Показал рукой на диван, и третий нерешительно опустился на край, явно дивясь в душе необычному по времени приглашению.
— Вот, — так начал с ним этот «задушевный» разговор, — доволен тобой, дело знаешь, буду писать по приходу бумагу на повышение. Не знаю, как там решат кадры, а вторым, думаю, годишься, созрел…
Штурман вспыхнул.
— Спасибо, — начал он, — конечно, я…
— Погоди… Дело ты знаешь, но это не все. Смотри, как там другие твои статьи проглядывают, чтоб ажур был во всем и порядок. Ты понял?
— Понял вас, Игорь Васильевич, — сказал штурман. — Только у меня… Понимаете…
— Все понимаю, — снова перебил я его: не хотелось копаться в таких делах. — Ты, в общем, иди. Иди и помни…
Штурман встал и попятился к двери.
— Учту, Игорь Васильевич, — сказал он.
— Вот-вот, учти, — сказал строго ему, и штурман вышел.
«Макаренко! Браво! — подначивал из стакана краб. — Перевоспитал штурмана! Браво!»
— Ладно, не издевайся, — добродушно возразил крабу. — А что ему говорить еще буду? Он и так понимает. Если серьезно у них — никакой властью не запретишь, а баловство какое — так сигнал от меня получил…
Утром пришел в каюту стармех. Он долго мялся, бубнил под нос и вдруг объявил, что пропускает втулка, надо приподнять, а то вода в картер проходит, и посмотреть где чего — словом, машину часика на два хочет раскидать и будет ли на это разрешение капитана.

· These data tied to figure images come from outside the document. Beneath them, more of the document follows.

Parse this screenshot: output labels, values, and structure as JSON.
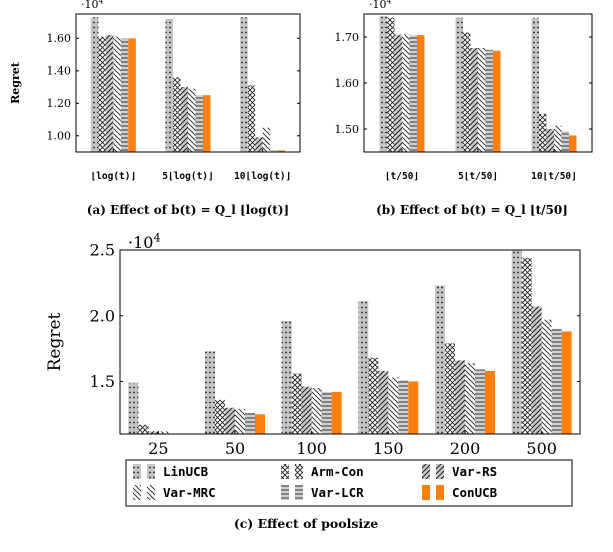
{
  "colors": {
    "orange": "#ff7f0e",
    "gray": "#bdbdbd",
    "axis": "#000000"
  },
  "legend": [
    {
      "label": "LinUCB",
      "pattern": "dots"
    },
    {
      "label": "Arm-Con",
      "pattern": "cross"
    },
    {
      "label": "Var-RS",
      "pattern": "ne"
    },
    {
      "label": "Var-MRC",
      "pattern": "nw"
    },
    {
      "label": "Var-LCR",
      "pattern": "horiz"
    },
    {
      "label": "ConUCB",
      "pattern": "orange"
    }
  ],
  "chart_data": [
    {
      "type": "bar",
      "caption": "(a) Effect of b(t) = Q_l ⌊log(t)⌋",
      "ylabel": "Regret",
      "multiplier": "·10^4",
      "ylim": [
        0.9,
        1.75
      ],
      "yticks": [
        "1.00",
        "1.20",
        "1.40",
        "1.60"
      ],
      "categories": [
        "⌊log(t)⌋",
        "5⌊log(t)⌋",
        "10⌊log(t)⌋"
      ],
      "series": [
        {
          "name": "LinUCB",
          "values": [
            1.73,
            1.72,
            1.73
          ]
        },
        {
          "name": "Arm-Con",
          "values": [
            1.61,
            1.36,
            1.31
          ]
        },
        {
          "name": "Var-RS",
          "values": [
            1.62,
            1.3,
            0.99
          ]
        },
        {
          "name": "Var-MRC",
          "values": [
            1.61,
            1.29,
            1.05
          ]
        },
        {
          "name": "Var-LCR",
          "values": [
            1.6,
            1.25,
            0.91
          ]
        },
        {
          "name": "ConUCB",
          "values": [
            1.6,
            1.25,
            0.91
          ]
        }
      ]
    },
    {
      "type": "bar",
      "caption": "(b) Effect of b(t) = Q_l ⌊t/50⌋",
      "multiplier": "·10^4",
      "ylim": [
        1.45,
        1.75
      ],
      "yticks": [
        "1.50",
        "1.60",
        "1.70"
      ],
      "categories": [
        "⌊t/50⌋",
        "5⌊t/50⌋",
        "10⌊t/50⌋"
      ],
      "series": [
        {
          "name": "LinUCB",
          "values": [
            1.745,
            1.742,
            1.742
          ]
        },
        {
          "name": "Arm-Con",
          "values": [
            1.742,
            1.71,
            1.533
          ]
        },
        {
          "name": "Var-RS",
          "values": [
            1.705,
            1.676,
            1.5
          ]
        },
        {
          "name": "Var-MRC",
          "values": [
            1.706,
            1.676,
            1.507
          ]
        },
        {
          "name": "Var-LCR",
          "values": [
            1.704,
            1.672,
            1.495
          ]
        },
        {
          "name": "ConUCB",
          "values": [
            1.704,
            1.67,
            1.486
          ]
        }
      ]
    },
    {
      "type": "bar",
      "caption": "(c) Effect of poolsize",
      "ylabel": "Regret",
      "multiplier": "·10^4",
      "ylim": [
        1.1,
        2.5
      ],
      "yticks": [
        "1.5",
        "2.0",
        "2.5"
      ],
      "categories": [
        "25",
        "50",
        "100",
        "150",
        "200",
        "500"
      ],
      "series": [
        {
          "name": "LinUCB",
          "values": [
            1.49,
            1.73,
            1.96,
            2.11,
            2.23,
            2.5
          ]
        },
        {
          "name": "Arm-Con",
          "values": [
            1.17,
            1.36,
            1.56,
            1.68,
            1.79,
            2.44
          ]
        },
        {
          "name": "Var-RS",
          "values": [
            1.12,
            1.3,
            1.46,
            1.58,
            1.66,
            2.07
          ]
        },
        {
          "name": "Var-MRC",
          "values": [
            1.12,
            1.29,
            1.45,
            1.53,
            1.64,
            1.97
          ]
        },
        {
          "name": "Var-LCR",
          "values": [
            1.1,
            1.26,
            1.42,
            1.51,
            1.59,
            1.9
          ]
        },
        {
          "name": "ConUCB",
          "values": [
            1.1,
            1.25,
            1.42,
            1.5,
            1.58,
            1.88
          ]
        }
      ]
    }
  ]
}
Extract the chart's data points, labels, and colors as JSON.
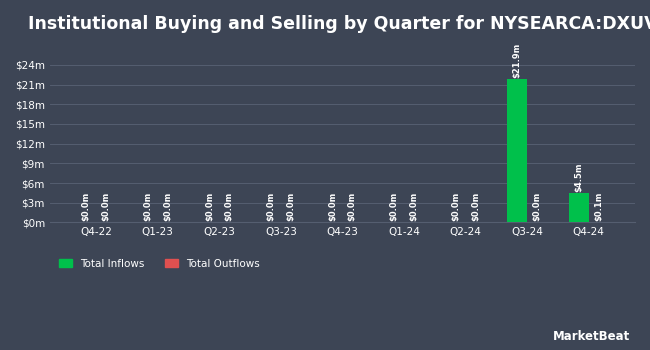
{
  "title": "Institutional Buying and Selling by Quarter for NYSEARCA:DXUV",
  "quarters": [
    "Q4-22",
    "Q1-23",
    "Q2-23",
    "Q3-23",
    "Q4-23",
    "Q1-24",
    "Q2-24",
    "Q3-24",
    "Q4-24"
  ],
  "inflows": [
    0.0,
    0.0,
    0.0,
    0.0,
    0.0,
    0.0,
    0.0,
    21.9,
    4.5
  ],
  "outflows": [
    0.0,
    0.0,
    0.0,
    0.0,
    0.0,
    0.0,
    0.0,
    0.0,
    0.1
  ],
  "inflow_labels": [
    "$0.0m",
    "$0.0m",
    "$0.0m",
    "$0.0m",
    "$0.0m",
    "$0.0m",
    "$0.0m",
    "$21.9m",
    "$4.5m"
  ],
  "outflow_labels": [
    "$0.0m",
    "$0.0m",
    "$0.0m",
    "$0.0m",
    "$0.0m",
    "$0.0m",
    "$0.0m",
    "$0.0m",
    "$0.1m"
  ],
  "inflow_color": "#00c04b",
  "outflow_color": "#e05050",
  "background_color": "#3d4555",
  "grid_color": "#555e70",
  "text_color": "#ffffff",
  "title_fontsize": 12.5,
  "label_fontsize": 6.0,
  "tick_fontsize": 7.5,
  "legend_fontsize": 7.5,
  "yticks": [
    0,
    3,
    6,
    9,
    12,
    15,
    18,
    21,
    24
  ],
  "ytick_labels": [
    "$0m",
    "$3m",
    "$6m",
    "$9m",
    "$12m",
    "$15m",
    "$18m",
    "$21m",
    "$24m"
  ],
  "ylim": [
    0,
    26.5
  ],
  "bar_width": 0.32,
  "watermark": "⽏ MarketBeat"
}
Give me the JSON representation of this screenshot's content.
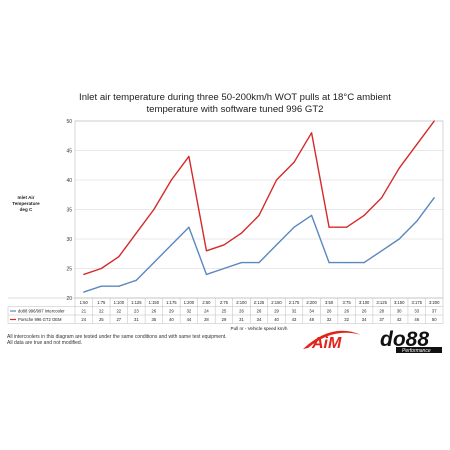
{
  "chart_data": {
    "type": "line",
    "title_lines": [
      "Inlet air temperature during three 50-200km/h WOT pulls at 18°C ambient",
      "temperature with software tuned 996 GT2"
    ],
    "ylabel_lines": [
      "Inlet Air",
      "Temperature",
      "deg C"
    ],
    "xlabel": "Pull nr - Vehicle speed km/h",
    "ylim": [
      20,
      50
    ],
    "yticks": [
      20,
      25,
      30,
      35,
      40,
      45,
      50
    ],
    "grid": true,
    "categories": [
      "1:50",
      "1:75",
      "1:100",
      "1:125",
      "1:150",
      "1:175",
      "1:200",
      "2:50",
      "2:75",
      "2:100",
      "2:125",
      "2:150",
      "2:175",
      "2:200",
      "3:50",
      "3:75",
      "3:100",
      "3:125",
      "3:150",
      "3:175",
      "3:200"
    ],
    "series": [
      {
        "name": "do88 996/997 Intercooler",
        "color": "#5b87c0",
        "values": [
          21,
          22,
          22,
          23,
          26,
          29,
          32,
          24,
          25,
          26,
          26,
          29,
          32,
          34,
          26,
          26,
          26,
          28,
          30,
          33,
          37
        ]
      },
      {
        "name": "Porsche 996 GT2 OEM",
        "color": "#d42a2a",
        "values": [
          24,
          25,
          27,
          31,
          35,
          40,
          44,
          28,
          29,
          31,
          34,
          40,
          43,
          48,
          32,
          32,
          34,
          37,
          42,
          46,
          50
        ]
      }
    ]
  },
  "footnotes": [
    "All intercoolers in this diagram are tested under the same conditions and with same test equipment.",
    "All data are true and not modified."
  ],
  "logos": {
    "aim_text": "AiM",
    "do88_text": "do88",
    "do88_sub": "Performance",
    "colors": {
      "aim_red": "#e2231a",
      "do88_black": "#111111"
    }
  }
}
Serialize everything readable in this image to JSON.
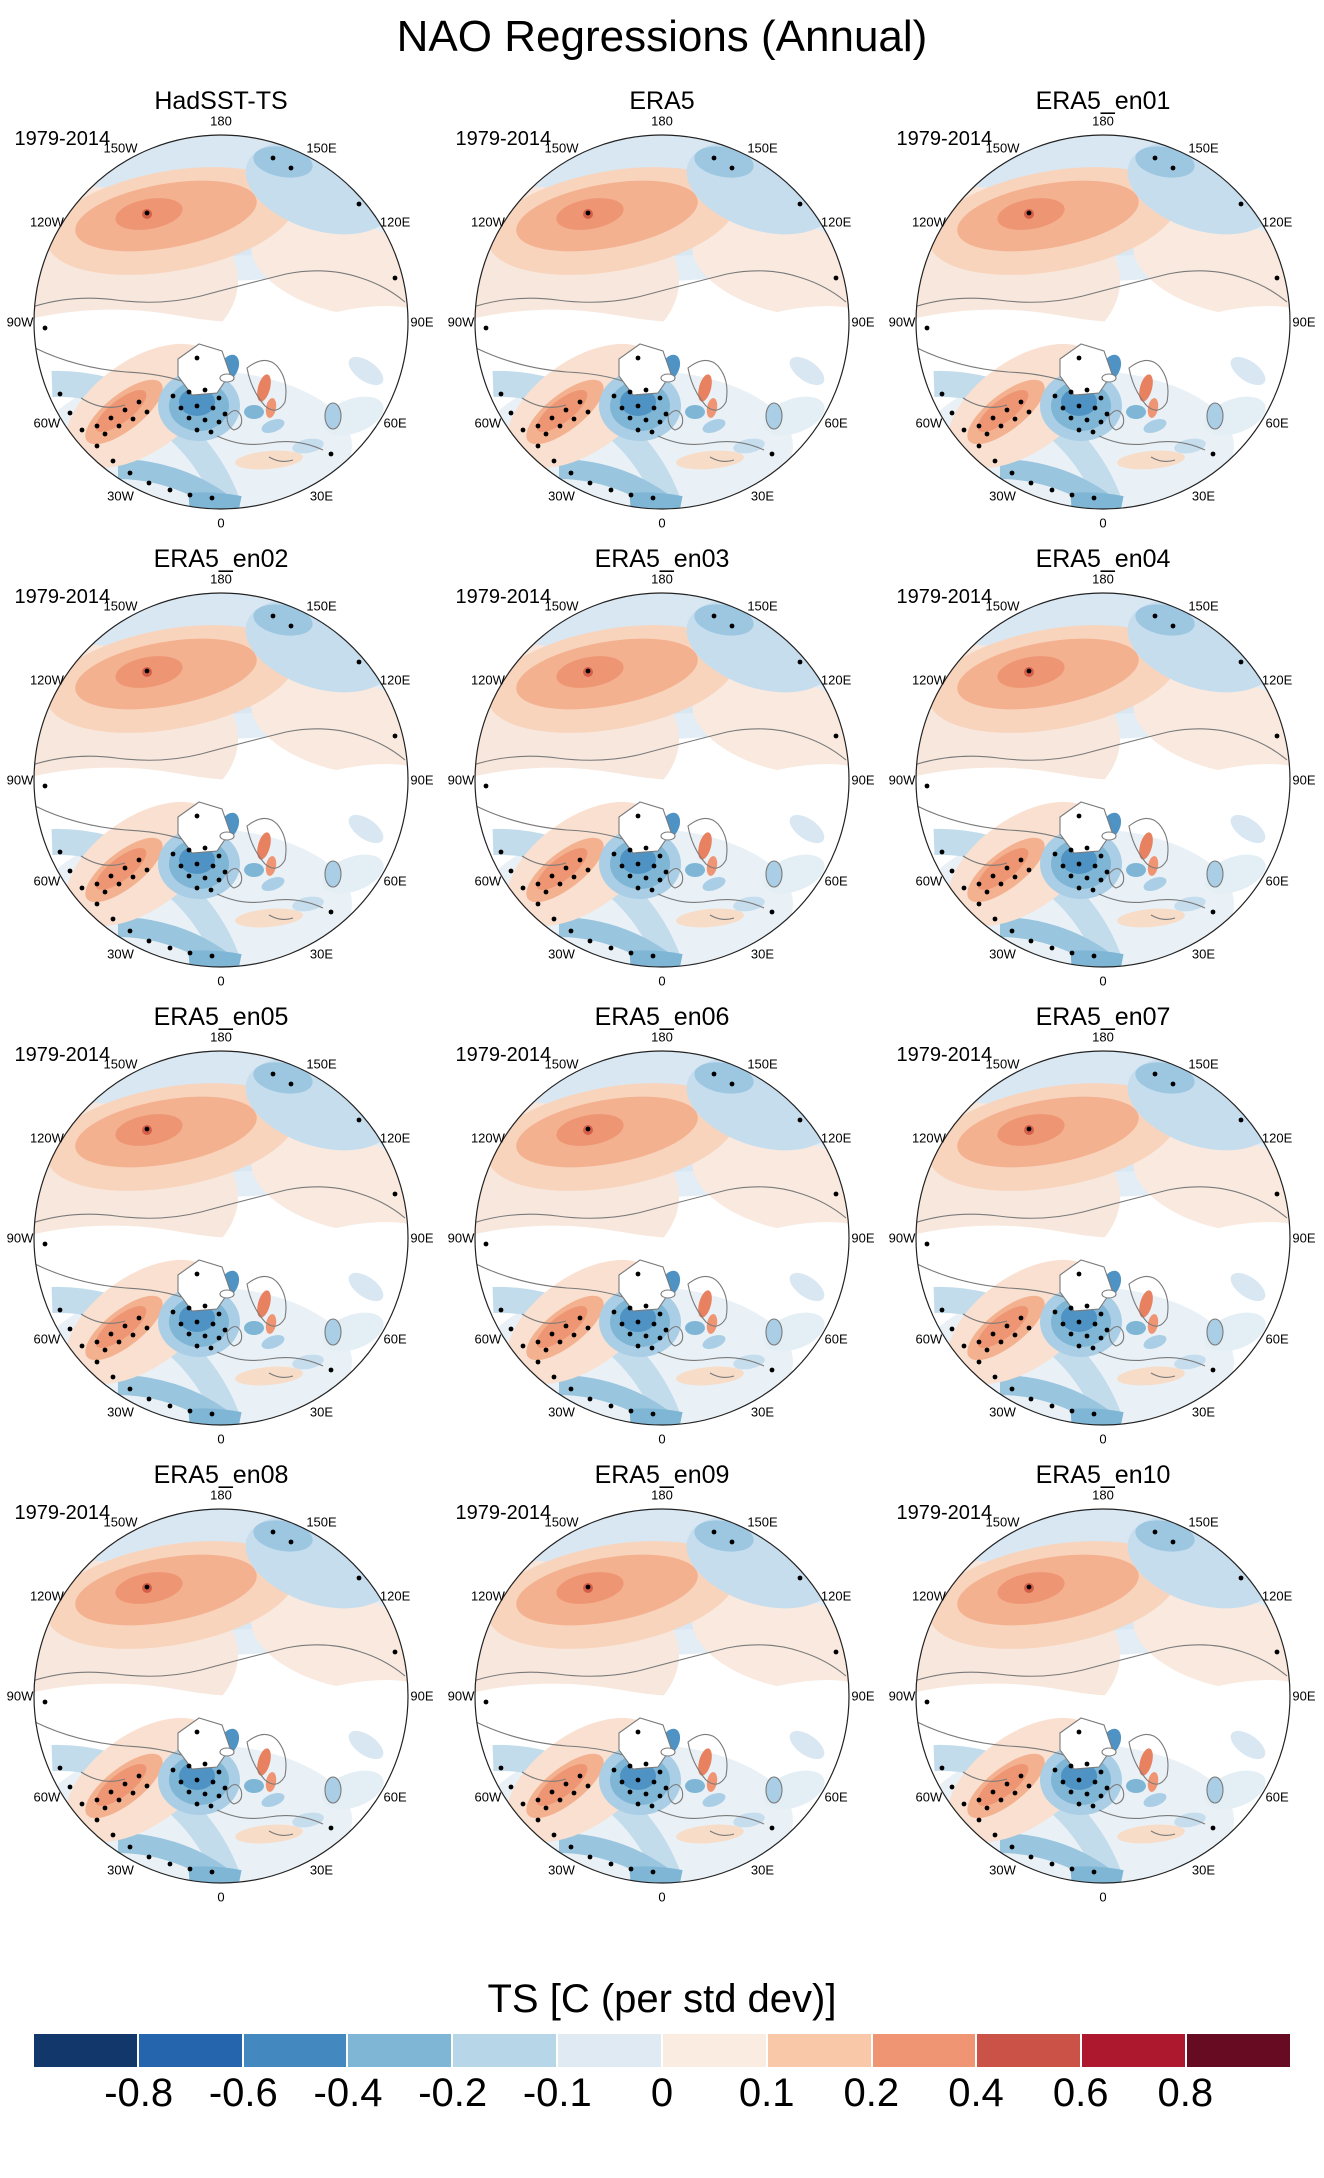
{
  "title": "NAO Regressions (Annual)",
  "labels": {
    "period": "1979-2014",
    "lon": [
      "180",
      "150W",
      "150E",
      "120W",
      "120E",
      "90W",
      "90E",
      "60W",
      "60E",
      "30W",
      "30E",
      "0"
    ]
  },
  "panels": [
    {
      "title": "HadSST-TS"
    },
    {
      "title": "ERA5"
    },
    {
      "title": "ERA5_en01"
    },
    {
      "title": "ERA5_en02"
    },
    {
      "title": "ERA5_en03"
    },
    {
      "title": "ERA5_en04"
    },
    {
      "title": "ERA5_en05"
    },
    {
      "title": "ERA5_en06"
    },
    {
      "title": "ERA5_en07"
    },
    {
      "title": "ERA5_en08"
    },
    {
      "title": "ERA5_en09"
    },
    {
      "title": "ERA5_en10"
    }
  ],
  "colorbar": {
    "title": "TS [C (per std dev)]",
    "ticks": [
      "-0.8",
      "-0.6",
      "-0.4",
      "-0.2",
      "-0.1",
      "0",
      "0.1",
      "0.2",
      "0.4",
      "0.6",
      "0.8"
    ],
    "colors": [
      "#12386b",
      "#2565ae",
      "#4389bf",
      "#7fb6d5",
      "#b7d7e8",
      "#dfeaf2",
      "#faece1",
      "#f8c8a8",
      "#ef9573",
      "#cb5246",
      "#ad182e",
      "#670b22"
    ]
  },
  "chart_data": {
    "type": "heatmap",
    "figure": "4x3 grid of north-polar-stereographic regression maps",
    "title": "NAO Regressions (Annual)",
    "period": "1979-2014",
    "panel_grid": [
      [
        "HadSST-TS",
        "ERA5",
        "ERA5_en01"
      ],
      [
        "ERA5_en02",
        "ERA5_en03",
        "ERA5_en04"
      ],
      [
        "ERA5_en05",
        "ERA5_en06",
        "ERA5_en07"
      ],
      [
        "ERA5_en08",
        "ERA5_en09",
        "ERA5_en10"
      ]
    ],
    "projection": {
      "type": "north-polar-stereographic",
      "top_longitude": "180",
      "bottom_longitude": "0",
      "longitude_labels_clockwise_from_top": [
        "180",
        "150E",
        "120E",
        "90E",
        "60E",
        "30E",
        "0",
        "30W",
        "60W",
        "90W",
        "120W",
        "150W"
      ]
    },
    "colorbar": {
      "label": "TS [C (per std dev)]",
      "levels": [
        -0.8,
        -0.6,
        -0.4,
        -0.2,
        -0.1,
        0,
        0.1,
        0.2,
        0.4,
        0.6,
        0.8
      ],
      "colors": [
        "#12386b",
        "#2565ae",
        "#4389bf",
        "#7fb6d5",
        "#b7d7e8",
        "#dfeaf2",
        "#faece1",
        "#f8c8a8",
        "#ef9573",
        "#cb5246",
        "#ad182e",
        "#670b22"
      ]
    },
    "features": [
      {
        "region": "subpolar North Atlantic south of Greenland",
        "value_range": [
          -0.6,
          -0.2
        ],
        "stippled_significant": true
      },
      {
        "region": "western subtropical North Atlantic off North America",
        "value_range": [
          0.1,
          0.4
        ],
        "stippled_significant": true
      },
      {
        "region": "southwestern rim band near 30W-60W edge",
        "value_range": [
          -0.2,
          -0.1
        ],
        "stippled_significant": true
      },
      {
        "region": "central North Pacific band",
        "value_range": [
          0.1,
          0.2
        ],
        "stippled_significant": false
      },
      {
        "region": "Bering Sea / northern Pacific rim",
        "value_range": [
          -0.2,
          -0.1
        ],
        "stippled_significant": false
      },
      {
        "region": "Scandinavia / Baltic patches",
        "value_range": [
          0.2,
          0.4
        ],
        "stippled_significant": false
      },
      {
        "region": "continental interiors (North America, central Eurasia)",
        "value_range": [
          -0.1,
          0.1
        ],
        "stippled_significant": false
      }
    ],
    "note": "All 12 panels share the same qualitative NAO regression pattern with minor ensemble-member differences; black dots mark statistically significant stippling."
  }
}
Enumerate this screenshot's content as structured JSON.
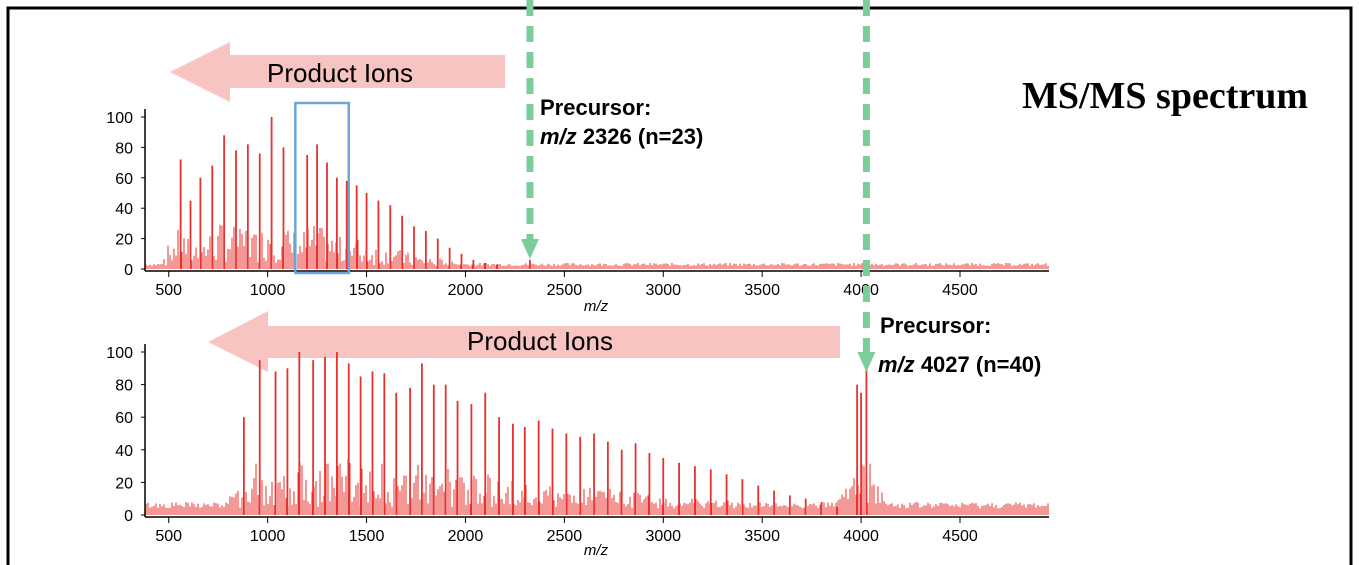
{
  "figure_title": "MS/MS spectrum",
  "colors": {
    "spectrum": "#e8302e",
    "arrow_fill": "#f7c4c2",
    "dashed": "#7ccc9c",
    "highlight_box": "#6aa6d9",
    "axis": "#000000"
  },
  "chart_data": [
    {
      "type": "line",
      "xlabel": "m/z",
      "ylabel": "",
      "xlim": [
        380,
        4950
      ],
      "ylim": [
        0,
        100
      ],
      "x_ticks": [
        500,
        1000,
        1500,
        2000,
        2500,
        3000,
        3500,
        4000,
        4500
      ],
      "y_ticks": [
        0,
        20,
        40,
        60,
        80,
        100
      ],
      "arrow_label": "Product Ions",
      "precursor": {
        "line1": "Precursor:",
        "mz_label": "m/z",
        "mz_value": "2326 (n=23)",
        "mz": 2326
      },
      "highlight_range": [
        1140,
        1410
      ],
      "series": [
        {
          "x": [
            560,
            610,
            660,
            720,
            780,
            840,
            900,
            960,
            1020,
            1080,
            1140,
            1200,
            1250,
            1300,
            1350,
            1400,
            1450,
            1500,
            1560,
            1620,
            1680,
            1740,
            1800,
            1860,
            1920,
            1980,
            2040,
            2100,
            2160,
            2326
          ],
          "y": [
            72,
            45,
            60,
            68,
            88,
            78,
            82,
            76,
            100,
            80,
            70,
            75,
            82,
            70,
            60,
            58,
            55,
            50,
            45,
            42,
            35,
            28,
            25,
            20,
            14,
            10,
            6,
            4,
            3,
            6
          ]
        }
      ]
    },
    {
      "type": "line",
      "xlabel": "m/z",
      "ylabel": "",
      "xlim": [
        380,
        4950
      ],
      "ylim": [
        0,
        100
      ],
      "x_ticks": [
        500,
        1000,
        1500,
        2000,
        2500,
        3000,
        3500,
        4000,
        4500
      ],
      "y_ticks": [
        0,
        20,
        40,
        60,
        80,
        100
      ],
      "arrow_label": "Product Ions",
      "precursor": {
        "line1": "Precursor:",
        "mz_label": "m/z",
        "mz_value": "4027 (n=40)",
        "mz": 4027
      },
      "series": [
        {
          "x": [
            880,
            960,
            1040,
            1100,
            1160,
            1230,
            1290,
            1350,
            1410,
            1470,
            1530,
            1590,
            1650,
            1720,
            1780,
            1840,
            1900,
            1960,
            2030,
            2100,
            2170,
            2240,
            2300,
            2370,
            2440,
            2510,
            2580,
            2650,
            2720,
            2790,
            2860,
            2930,
            3000,
            3080,
            3160,
            3240,
            3320,
            3400,
            3480,
            3560,
            3640,
            3720,
            3800,
            3880,
            3980,
            4000,
            4027
          ],
          "y": [
            60,
            95,
            88,
            90,
            100,
            95,
            97,
            100,
            93,
            85,
            88,
            87,
            75,
            78,
            93,
            80,
            80,
            70,
            68,
            75,
            60,
            56,
            54,
            58,
            53,
            50,
            48,
            50,
            45,
            40,
            44,
            38,
            35,
            32,
            30,
            28,
            25,
            22,
            18,
            15,
            12,
            10,
            8,
            5,
            80,
            75,
            92
          ]
        }
      ]
    }
  ]
}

— Ты что ж это, дед, — недовольным тоном сказал я ему. По традиции звали механика «дедом», хотя было тому едва за тридцать. — А всю ночь что думал?
Дед промолчал, чего тут оправдываться, лучше помалкивать, но из каюты не пошел. Значит, решил я, дело серьезное.
Мы пригласили технолога, оказалось, что рыбы много, до вечера хватит. Поговорил я и со старпомом, затем вышел на мостик. Крутили снежные заряды, но локатор показывал чистое море, даже льды унесло… Группа судов осталась южнее, мы никому здесь не мешали, приходилось дать стармеху «добро».